If the city of Sausalito had any sense of moral responsibility at all, it would cough up the money to pay for my new couch. After all, that town is responsible for ruining my old one.
All I wanted to do was stare at Sausalito from my living room. It was a lovely sight from where my apartment was perched on the north face of San Francisco's Telegraph Hill. So, because my second-floor living room had big north-facing windows that overlooked the bay, I decided that the view was more important than curtains. The sun streamed in unimpeded.
And my big, cushy, forest-green couch turned the color of bleached algae.
Which was OK for a while, because everyone who came to visit stared out the windows at the bay and skipped the couch entirely. Actually, they wouldn't have noticed if the floor had been covered with snakes. The view was that good.
But when I returned to Southern California and set up shop, my view of the local high school was fully sufficient to turn everyone's attention indoors. And there sat the couch, now the color of an anemic toad.
Sun was supposed to bleach hair, I groused, not furniture and curtains and carpet. Life was unfair. Was this the price you paid for living in a sunny climate and having a view? Why couldn't the country that invented the greatest pair of sunglasses known to man--the Ray-Ban large aviator model--come up with a way to keep the sun from turning your richly colored living room into pastel hell?
Keep the view. America has triumphed again. There is a process out there that will not only save the furniture, but save energy and the time you'd spend picking up broken glass after junior bends off his first curve ball into the sliding glass door.
Metallic window films have been in fairly common use--particularly in large office buildings--since the Nixon Administration, but according to Don Gorman, the western regional sales manager for Madico Inc., the country's largest manufacturer of window films, more and more homeowners are starting to use the stuff.
"Our residential market," he said, "has gotten really huge."
This has been good news to Brian Freeborn, who is the president of the Industry Foundation of the American Society of Interior Designers, Orange County chapter, and who owns a business in Long Beach called Pro-Tection that installs the film. He said he has found Southern California, particularly along the coast where strong sunlight and glare beat down on houses for much of the year, to be a mother lode.

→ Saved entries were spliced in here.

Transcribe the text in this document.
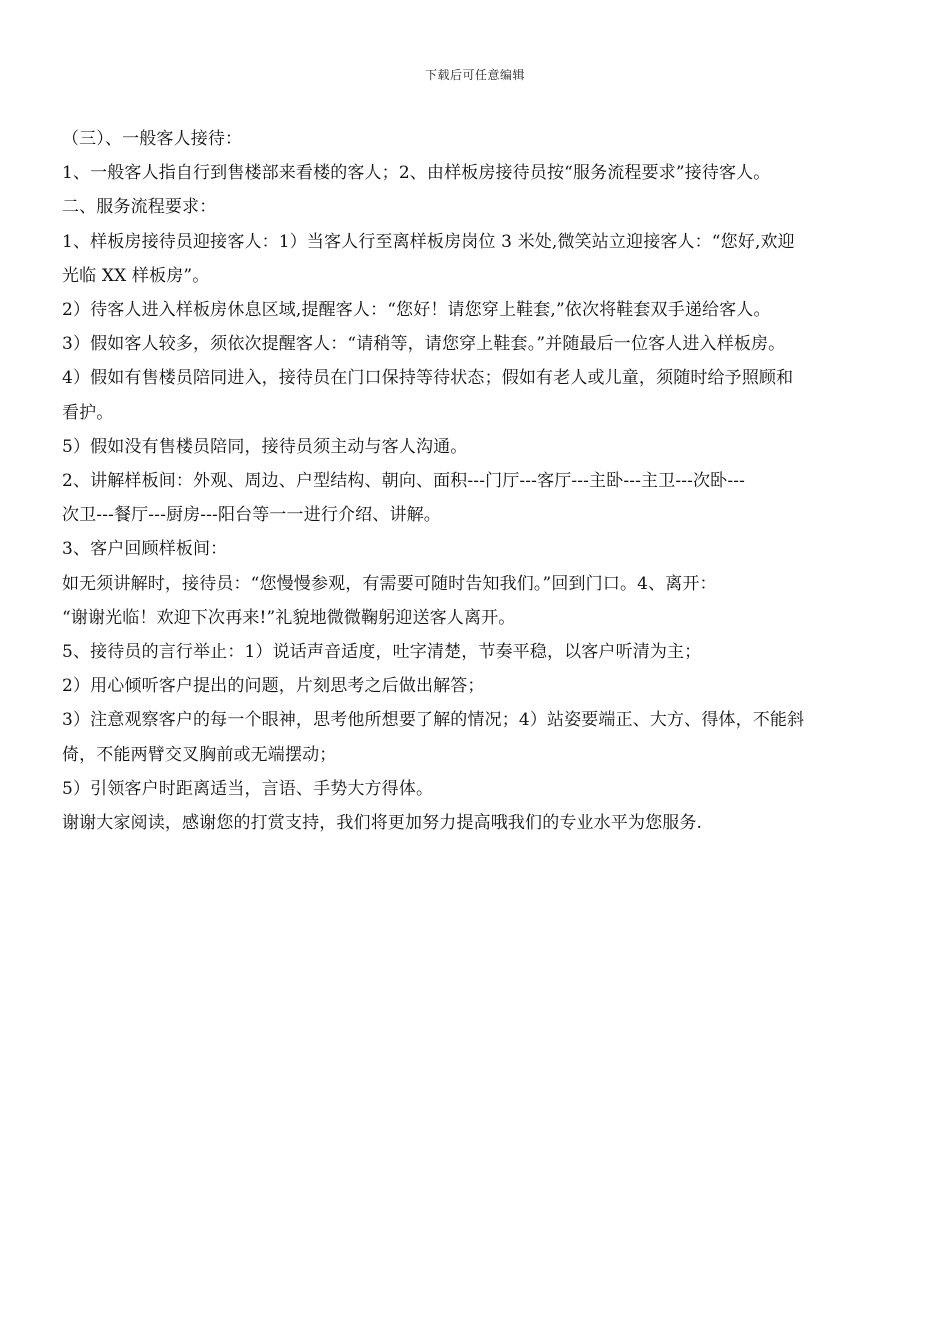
下载后可任意编辑
（三）、一般客人接待：
1、一般客人指自行到售楼部来看楼的客人；2、由样板房接待员按“服务流程要求”接待客人。
二、服务流程要求：
1、样板房接待员迎接客人：1）当客人行至离样板房岗位 3 米处,微笑站立迎接客人：“您好,欢迎
光临 XX 样板房”。
2）待客人进入样板房休息区域,提醒客人：“您好！请您穿上鞋套,”依次将鞋套双手递给客人。
3）假如客人较多，须依次提醒客人：“请稍等，请您穿上鞋套。”并随最后一位客人进入样板房。
4）假如有售楼员陪同进入，接待员在门口保持等待状态；假如有老人或儿童，须随时给予照顾和
看护。
5）假如没有售楼员陪同，接待员须主动与客人沟通。
2、讲解样板间：外观、周边、户型结构、朝向、面积---门厅---客厅---主卧---主卫---次卧---
次卫---餐厅---厨房---阳台等一一进行介绍、讲解。
3、客户回顾样板间：
如无须讲解时，接待员：“您慢慢参观，有需要可随时告知我们。”回到门口。4、离开：
“谢谢光临！欢迎下次再来!”礼貌地微微鞠躬迎送客人离开。
5、接待员的言行举止：1）说话声音适度，吐字清楚，节奏平稳，以客户听清为主；
2）用心倾听客户提出的问题，片刻思考之后做出解答；
3）注意观察客户的每一个眼神，思考他所想要了解的情况；4）站姿要端正、大方、得体，不能斜
倚，不能两臂交叉胸前或无端摆动；
5）引领客户时距离适当，言语、手势大方得体。
谢谢大家阅读，感谢您的打赏支持，我们将更加努力提高哦我们的专业水平为您服务.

The film, however, does more than just act as a pair of sunglasses for your house, he said. Among its characteristics:
It reflects light and heat from the outside. Different grades of the film screen out different percentages of heat and ultraviolet light, but you can probably expect to see around 75% of the total solar energy reflected, and more than 96% of the UV light (the type that attacks your furniture). With no film on the glass, less than 20% of the total solar energy is reflected and up to 82% of the UV light gets through. The rule of thumb: the darker the film, the greater the heat reduction inside the house.
It retains heat inside. Just as heat is reflected from the outside, it's reflected from the inside, too. Madico claims 15% added heat retention in cold weather when film is used on the windows.
It cuts down glare, an advantage if you live on or near water.
It comes in several shades. There is one that's almost unnoticeable (much like a UV filter on a camera lens) and there are other, darker shades that can be used to accent a room with color.
"You can change the look of the house minimally with colored film or not at all (with lighter film)," said Freeborn.
It protects against shattering. One grade of the film, called Protekt, keeps the glass from flying to shards if it is broken by accident or by storms. If you've ever seen a shattered auto windshield--the glass looks like an intricate spider web, but remains in the frame--you get the idea.
It increases privacy. Ever try to see someone's eyes behind a pair of sunglasses?
Installation, said Freeborn, is painstaking and, depending on the size of the house, can take a couple of days or more. The film, which comes in the form of sheets, must be fixed to the glass with special adhesive so that no bubbles form. The cost, he said, varies considerably with the amount and type of film being used, as well as the shape and accessibility of the windows. A domed skylight, for instance, makes for a tougher job than a simple rectangular first floor window. Most jobs, he said, run into the hundreds of dollars.
Obviously, window films can help cut heating and air-conditioning bills. But, said Gorman, those bills may be cut still further if Southern California Edison decides to offer residential customers rebates if they install the film. There is no plan for such a rebate yet, said Gorman, but a similar rebate program already is in place for Edison's commercial customers.
A rebate would be nice. In a few hundred years, I could save enough for another couch. And then I could let Sausalito off the hook.
Well, maybe I'd hold them up for a new pair of Ray-Ban aviators.